Operational Insights into Safe Underground Hydrogen Storage System

Today, our energy system is undergoing a transition to reduce greenhouse gas emissions, pursuing more sustainable and environmentally friendly energy solutions. The new renewable energy solutions such as wind and solar power are entering the system with a larger share. However, they also are weather and season dependent, demanding greater operational flexibility in the energy system. Hydrogen is a promising solution to deal with the fluctuations in the system (i.e., unbalanced supply and demand). Nonetheless, utilizing hydrogen for balancing purposes requires efficient and large-scale storage solution. Storing hydrogen safely on a large scale brings about challenges related to technical, human, and social factors that still need further research to be addressed properly.

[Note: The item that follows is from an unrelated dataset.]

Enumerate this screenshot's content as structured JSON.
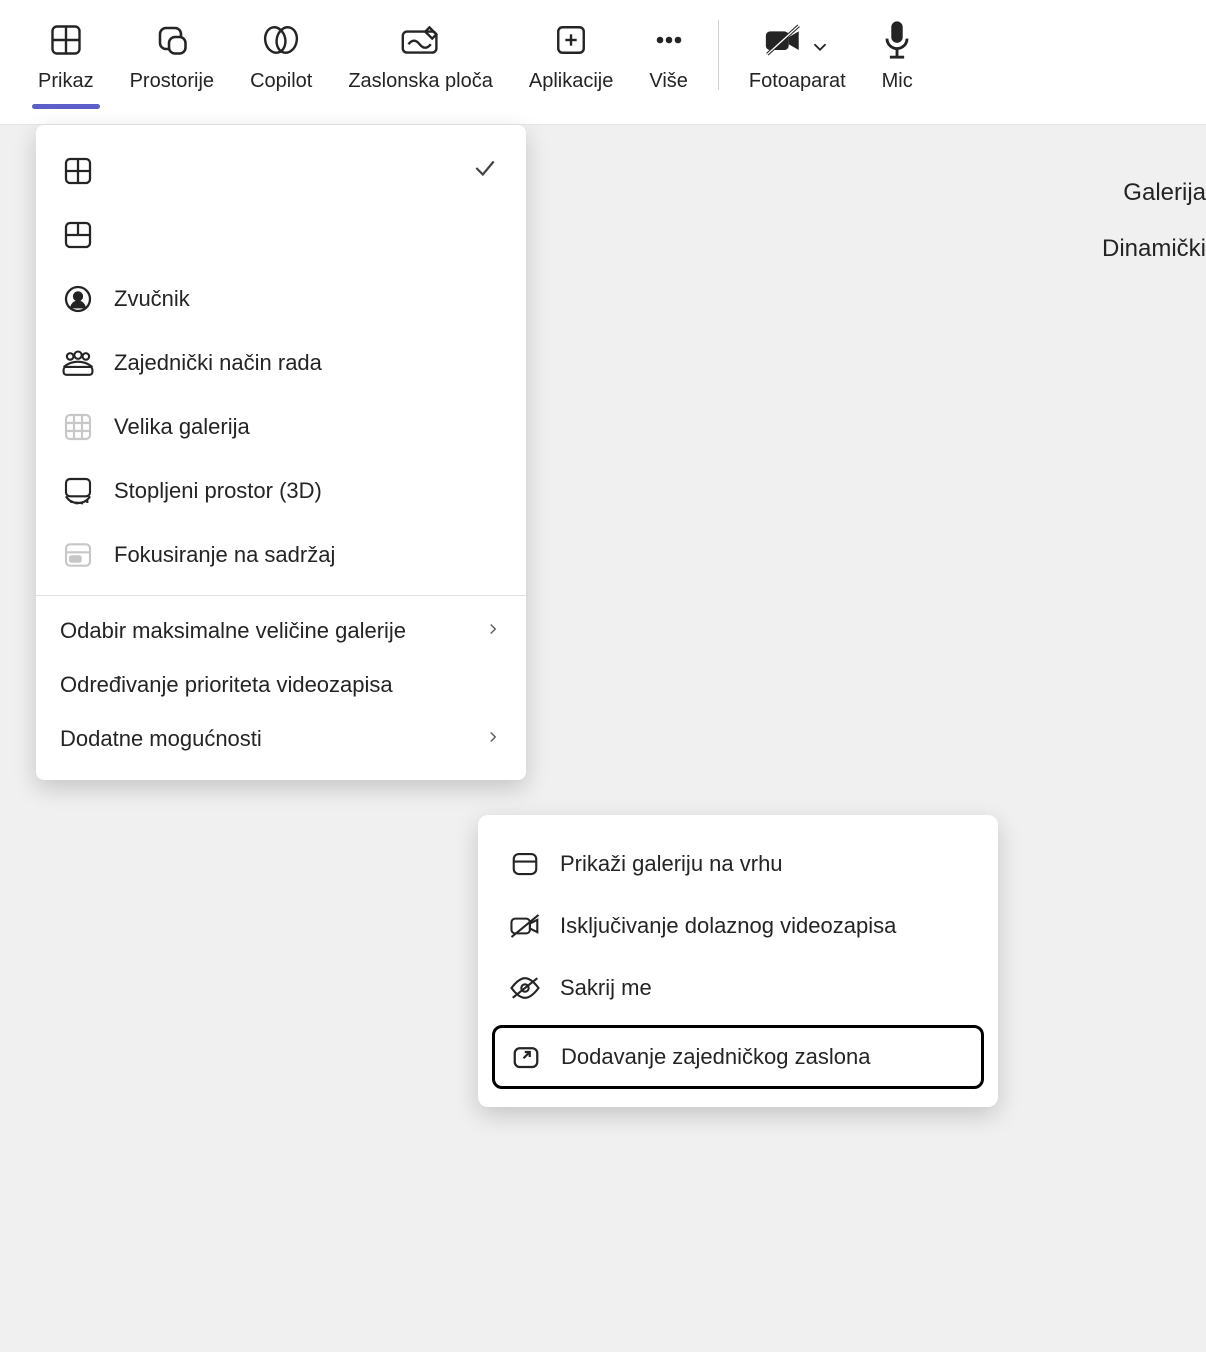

After all, hydrogen is highly flammable and prone to ignition and explosion, so well maintained and specialized storage system is needed to detect and prevent hazardous escalations such as leakages. Human errors made in design and operation are one of the main causes of hydrogen incidents and accidents. Accordingly, human factors aspects should be better addressed to guarantee storage safety. In this paper, based on Hydrogen UnderGround (HUG) research project, we focus on human and social factors in the operation of hydrogen storage. Specifically, we aim to shed light on the demands of underground hydrogen storage from the operator perspective. For this purpose, we conducted work domain analysis, included in cognitive work analysis methodology, to better understand the hydrogen storage as a sociotechnical system and its functional structure with respect to its purposes and constraints on human actors. Creating this understanding is a prerequisite for further development of the system, that is, for setting appropriate requirements and creating an operational concept for the storage system. Our results preliminarily show the complexity and extent of operational perspectives, including human factors, needed in a large-scale underground storage system.

Keywords: Human factors, Underground hydrogen storage, Operator work, Work domain analysis.